I find it hard to understand why evaluation is seen in such a negative light by so many counsellors. Is it good enough to simply ‘be there’ for the client? If it is, how do we know that to be true? What mechanism(s) do we employ at a personal level to validate our work?
Apart from an emphasis on the role of counselling supervision many counsellor training programmes still give scant attention to helping counsellors develop ways of monitoring their ongoing effectiveness.
In my own practice I have developed a variety of ways of evaluating my own effectiveness over and above the use of regular counselling supervision: for example, by monitoring the number of clients who do not attend a second appointment after their first meeting. I have heard counsellors talk as if this is the norm and has nothing to do with them. This may be true, of course.
For example, those working in GP practices where referrals may be inappropriate; where clients are disappointed when the counsellor does not behave like a medical practitioner by providing cures’ where it is normal for people simply to miss an appointment with their doctor and this attitude carries over to the counsellor – these counsellors have to contend with difficulties outside of their control.

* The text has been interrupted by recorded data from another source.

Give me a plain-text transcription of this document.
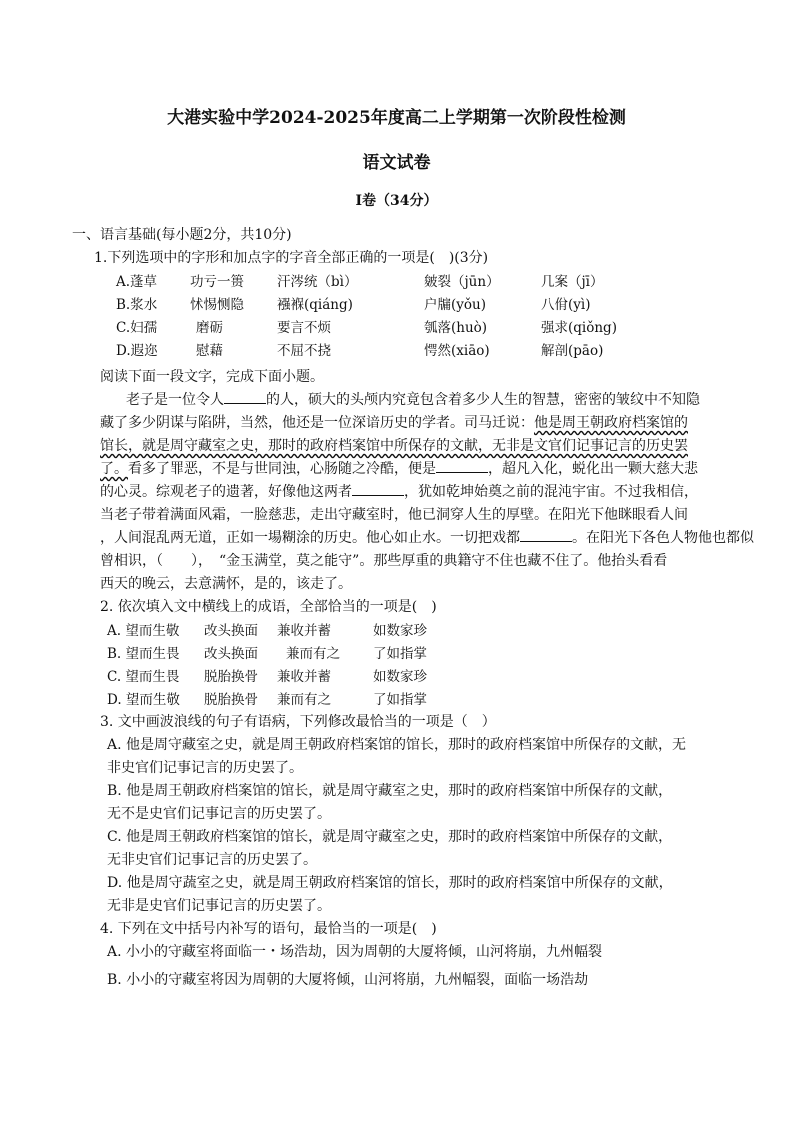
大港实验中学2024-2025年度高二上学期第一次阶段性检测
语文试卷
I卷（34分）
一、语言基础(每小题2分，共10分)
1.下列选项中的字形和加点字的字音全部正确的一项是(　)(3分)
A.蓬草 功亏一篑 汗涔统（bì）	皴裂（jūn）	几案（jī）
B.浆水 怵惕恻隐 襁褓(qiáng)	户牖(yǒu)	八佾(yì)
C.妇孺	磨砺	要言不烦	瓠落(huò)	强求(qiǒng)
D.遐迩	慰藉	不屈不挠	愕然(xiāo)	解剖(pāo)
阅读下面一段文字，完成下面小题。
老子是一位令人	的人，硕大的头颅内究竟包含着多少人生的智慧，密密的皱纹中不知隐
藏了多少阴谋与陷阱，当然，他还是一位深谙历史的学者。司马迁说：他是周王朝政府档案馆的
馆长，就是周守藏室之史，那时的政府档案馆中所保存的文献，无非是文官们记事记言的历史罢
了。看多了罪恶，不是与世同浊，心肠随之冷酷，便是	，超凡入化，蜕化出一颗大慈大悲
的心灵。综观老子的遗著，好像他这两者	，犹如乾坤始奠之前的混沌宇宙。不过我相信，
当老子带着满面风霜，一脸慈悲，走出守藏室时，他已洞穿人生的厚壁。在阳光下他眯眼看人间
，人间混乱两无道，正如一場糊涂的历史。他心如止水。一切把戏都	。在阳光下各色人物他也都似
曾相识，（　　），　“金玉满堂，莫之能守”。那些厚重的典籍守不住也藏不住了。他抬头看看
西天的晚云，去意满怀，是的，该走了。
2. 依次填入文中横线上的成语，全部恰当的一项是(　)
A. 望而生敬 改头换面 兼收并蓄	如数家珍
B. 望而生畏 改头换面 兼而有之 了如指掌
C. 望而生畏 脱胎换骨 兼收并蓄	如数家珍
D. 望而生敬 脱胎换骨 兼而有之	了如指掌
3. 文中画波浪线的句子有语病，下列修改最恰当的一项是（　）
A. 他是周守藏室之史，就是周王朝政府档案馆的馆长，那时的政府档案馆中所保存的文献，无
非史官们记事记言的历史罢了。
B. 他是周王朝政府档案馆的馆长，就是周守藏室之史，那时的政府档案馆中所保存的文献，
无不是史官们记事记言的历史罢了。
C. 他是周王朝政府档案馆的馆长，就是周守藏室之史，那时的政府档案馆中所保存的文献，
无非史官们记事记言的历史罢了。
D. 他是周守蔬室之史，就是周王朝政府档案馆的馆长，那时的政府档案馆中所保存的文献，
无非是史官们记事记言的历史罢了。
4. 下列在文中括号内补写的语句，最恰当的一项是(　)
A. 小小的守藏室将面临一・场浩劫，因为周朝的大厦将倾，山河将崩，九州幅裂
B. 小小的守藏室将因为周朝的大厦将倾，山河将崩，九州幅裂，面临一场浩劫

However, such arguments do not hold true for a counsellor in private practice who has far more control over the clients they see. In my own practice it is extremely rare that a client fails to return without good reason following an assessment session. Because it is unusual, when it does happen I undertake a ‘post-mortem’ of our work to see what part, if any, I may have played in the process.
Dear Gladeana, i totally agree with your views as constructive feedback is an indication that you are either doing good or badly. Is a shame as a social worker am not allowed to practise in this way whereas as a therapist i need to validate my practice all times. Yet our social workers have an unestimable power which some of my colleagues abuse BIG TIME!!